Some notes on the commands used in this video:

Before we start the calibration we need to setup the optics and illumination. Then we select the wanted or needed sensitivity mode for this camera

  • ssm 0

Now we use an external trigger pulse width as exposure time:

  • sem 4

Due to the single line readout we can ignore the direction.
Before we can go to the calibration we need to know if we have reached the target operating temperature. This requires up to 30 minutes after power-up

  • vt

Additionally we check if the supply voltage is within the specified range

  • vv

Analogue Processing

Optimizing offset performance and gain in the analogue domain results in a better signal-to-noise ratio and dynamic range than you would achieve by trying to optimize the offset in the digital domain. Therefore you should perform all analogue adjustments prior to any digital adjustments.

  1. Analogue gain (sag or ccg command.) is multiplied by the analogue signal to increase the signal strength before the A / D conversion. It is used to take advantage of the full dynamic range of the A / D converter. For example, in a low light situation the brightest part of the image may be consistently coming in at only 50% of the DN. An analogue gain of 6 dB (2x) will ensure full use of the dynamic range of the A / D converter. Of course the noise is also increased.
  2. The analogue offset (sao command ) or black level is an artificial offset introduced into the video path to ensure that the A / D is functioning properly. The analogue offset should be set so that it is at least 3 times the rms noise value at the current gain.

Digital Processing

To optimize camera performance, digital signal processing should be completed after any analogue adjustment.

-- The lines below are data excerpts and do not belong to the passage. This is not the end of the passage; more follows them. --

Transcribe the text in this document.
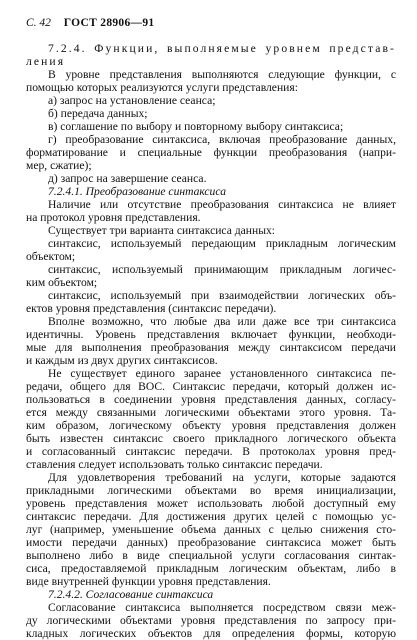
С. 42 ГОСТ 28906—91
7.2.4. Функции, выполняемые уровнем представ-
ления
В уровне представления выполняются следующие функции, с
помощью которых реализуются услуги представления:
а) запрос на установление сеанса;
б) передача данных;
в) соглашение по выбору и повторному выбору синтаксиса;
г) преобразование синтаксиса, включая преобразование данных,
форматирование и специальные функции преобразования (напри-
мер, сжатие);
д) запрос на завершение сеанса.
7.2.4.1. Преобразование синтаксиса
Наличие или отсутствие преобразования синтаксиса не влияет
на протокол уровня представления.
Существует три варианта синтаксиса данных:
синтаксис, используемый передающим прикладным логическим
объектом;
синтаксис, используемый принимающим прикладным логичес-
ким объектом;
синтаксис, используемый при взаимодействии логических объ-
ектов уровня представления (синтаксис передачи).
Вполне возможно, что любые два или даже все три синтаксиса
идентичны. Уровень представления включает функции, необходи-
мые для выполнения преобразования между синтаксисом передачи
и каждым из двух других синтаксисов.
Не существует единого заранее установленного синтаксиса пе-
редачи, общего для ВОС. Синтаксис передачи, который должен ис-
пользоваться в соединении уровня представления данных, согласу-
ется между связанными логическими объектами этого уровня. Та-
ким образом, логическому объекту уровня представления должен
быть известен синтаксис своего прикладного логического объекта
и согласованный синтаксис передачи. В протоколах уровня пред-
ставления следует использовать только синтаксис передачи.
Для удовлетворения требований на услуги, которые задаются
прикладными логическими объектами во время инициализации,
уровень представления может использовать любой доступный ему
синтаксис передачи. Для достижения других целей с помощью ус-
луг (например, уменьшение объема данных с целью снижения сто-
имости передачи данных) преобразование синтаксиса может быть
выполнено либо в виде специальной услуги согласования синтак-
сиса, предоставляемой прикладным логическим объектам, либо в
виде внутренней функции уровня представления.
7.2.4.2. Согласование синтаксиса
Согласование синтаксиса выполняется посредством связи меж-
ду логическими объектами уровня представления по запросу при-
кладных логических объектов для определения формы, которую
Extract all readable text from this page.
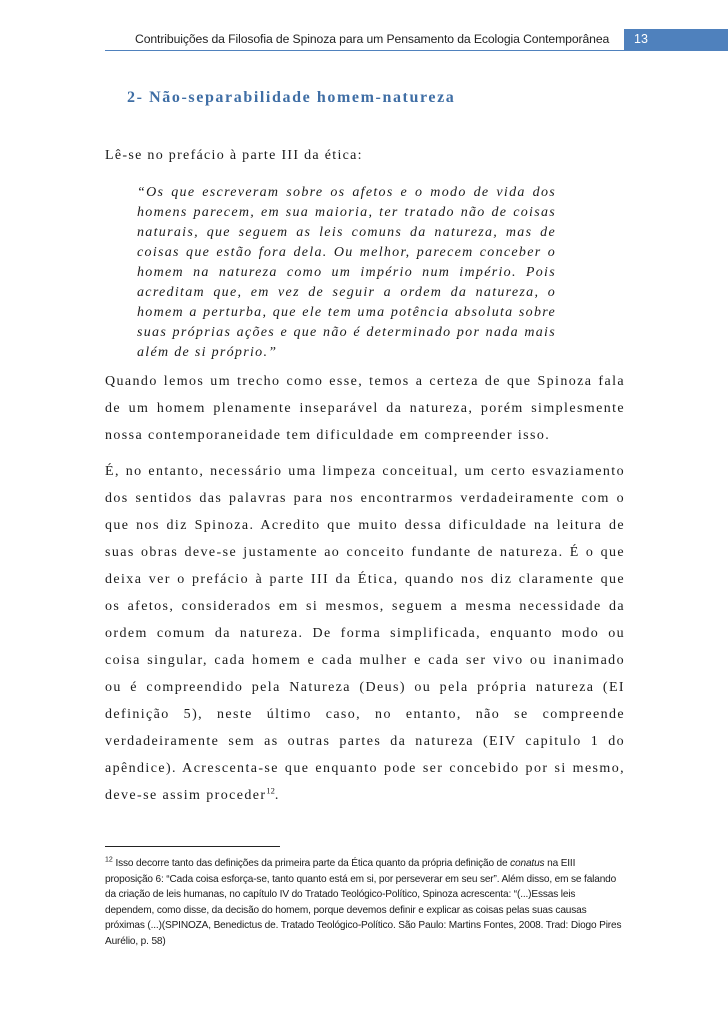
Contribuições da Filosofia de Spinoza para um Pensamento da Ecologia Contemporânea	13
2- Não-separabilidade homem-natureza

Lê-se no prefácio à parte III da ética:

“Os que escreveram sobre os afetos e o modo de vida dos homens parecem, em sua maioria, ter tratado não de coisas naturais, que seguem as leis comuns da natureza, mas de coisas que estão fora dela. Ou melhor, parecem conceber o homem na natureza como um império num império. Pois acreditam que, em vez de seguir a ordem da natureza, o homem a perturba, que ele tem uma potência absoluta sobre suas próprias ações e que não é determinado por nada mais além de si próprio.”

Quando lemos um trecho como esse, temos a certeza de que Spinoza fala de um homem plenamente inseparável da natureza, porém simplesmente nossa contemporaneidade tem dificuldade em compreender isso.

É, no entanto, necessário uma limpeza conceitual, um certo esvaziamento dos sentidos das palavras para nos encontrarmos verdadeiramente com o que nos diz Spinoza. Acredito que muito dessa dificuldade na leitura de suas obras deve-se justamente ao conceito fundante de natureza. É o que deixa ver o prefácio à parte III da Ética, quando nos diz claramente que os afetos, considerados em si mesmos, seguem a mesma necessidade da ordem comum da natureza. De forma simplificada, enquanto modo ou coisa singular, cada homem e cada mulher e cada ser vivo ou inanimado ou é compreendido pela Natureza (Deus) ou pela própria natureza (EI definição 5), neste último caso, no entanto, não se compreende verdadeiramente sem as outras partes da natureza (EIV capitulo 1 do apêndice). Acrescenta-se que enquanto pode ser concebido por si mesmo, deve-se assim proceder$^{12}$.

$^{12}$ Isso decorre tanto das definições da primeira parte da Ética quanto da própria definição de conatus na EIII proposição 6: “Cada coisa esforça-se, tanto quanto está em si, por perseverar em seu ser”. Além disso, em se falando da criação de leis humanas, no capítulo IV do Tratado Teológico-Político, Spinoza acrescenta: “(...)Essas leis dependem, como disse, da decisão do homem, porque devemos definir e explicar as coisas pelas suas causas próximas (...)(SPINOZA, Benedictus de. Tratado Teológico-Político. São Paulo: Martins Fontes, 2008. Trad: Diogo Pires Aurélio, p. 58)
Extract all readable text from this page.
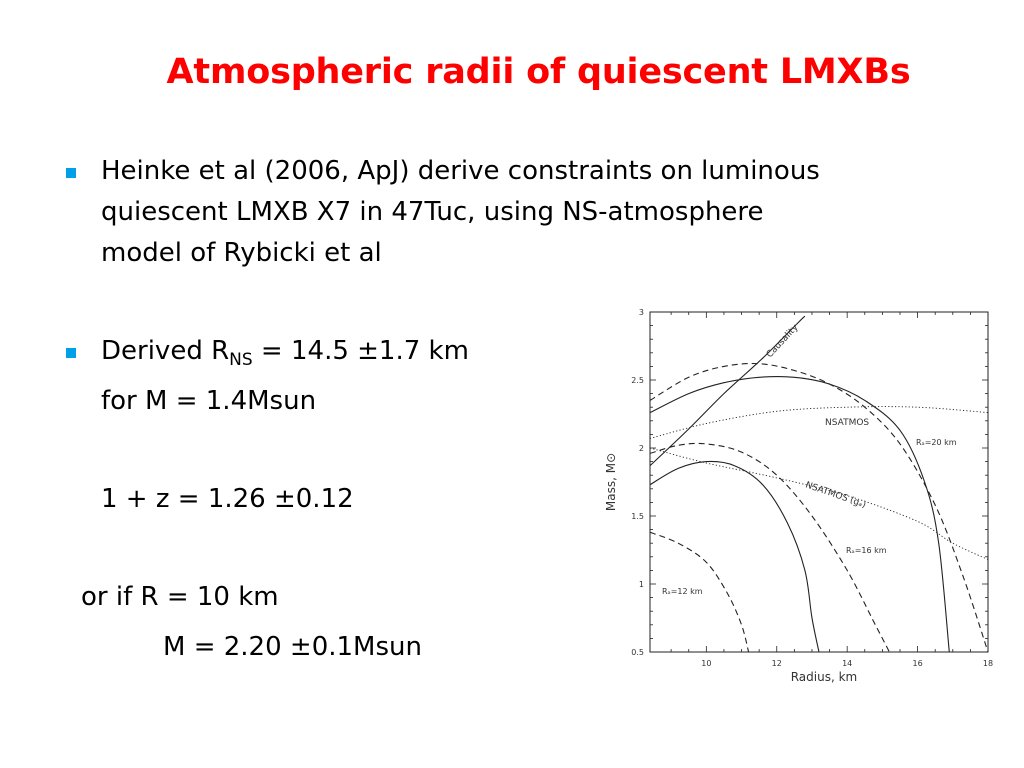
Atmospheric radii of quiescent LMXBs
Heinke et al (2006, ApJ) derive constraints on luminous
quiescent LMXB X7 in 47Tuc, using NS-atmosphere
model of Rybicki et al
Derived $R_{NS} = 14.5 \pm 1.7$ km
for M = 1.4Msun
1 + z = 1.26 ±0.12
or if R = 10 km
M = 2.20 ±0.1Msun
10	12	14	16	18
0.5
1
1.5
2
2.5
3
Radius, km
Mass, M⊙
Causality
NSATMOS
NSATMOS (gₐ)
Rₐ=20 km
Rₐ=16 km
Rₐ=12 km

3. Fixed pattern noise (FPN) calibration (calculated using the ccf command) is used to subtract individual pixel dark current.
4. The digital offset (sdo command) enables the subtraction of the artificial A / D offset (the analogue offset) so that application of the PRNU coefficient does not result in artifacts at low light levels due to the offset value. You may want to set the sdo value if you are not using FPN correction but want to perform PRNU correction.

5. Photo / Pixel-Response Non-Uniformity (PRNU) coefficients (calculated using the ccp or cpa commands) are used to correct the difference in responsivity of individual pixels (i.e. given the same amount of light different pixels will charge up at different rates) and the change in light intensity across the image either because of the light source or due to optical aberrations (e.g. there may be more light in the center of the image). PRNU coefficients are multipliers and are defined to be of a value greater than or equal to 1. This ensures that all pixels will saturate together. In the video the command cpa 2 3600 is used.

6. Background subtract (ssb command) and system (digital) gain (ssg command) are used to increase image contrast after FPN and PRNU calibration. It is useful for systems that process 8-bit data but want to take advantage of the camera’s 12 bit digital processing chain. For example, if you find that your image is consistently between 128 and 255 DN (8 bit), you can subtract 128 (ssb 2048) and then multiply by 2 (ssg 0 8192) to get an output range from 0 to 255.

Please note:

  • Only parts of the commands mentioned here were used in the video.
  • After performing this procedure the results have to be saved.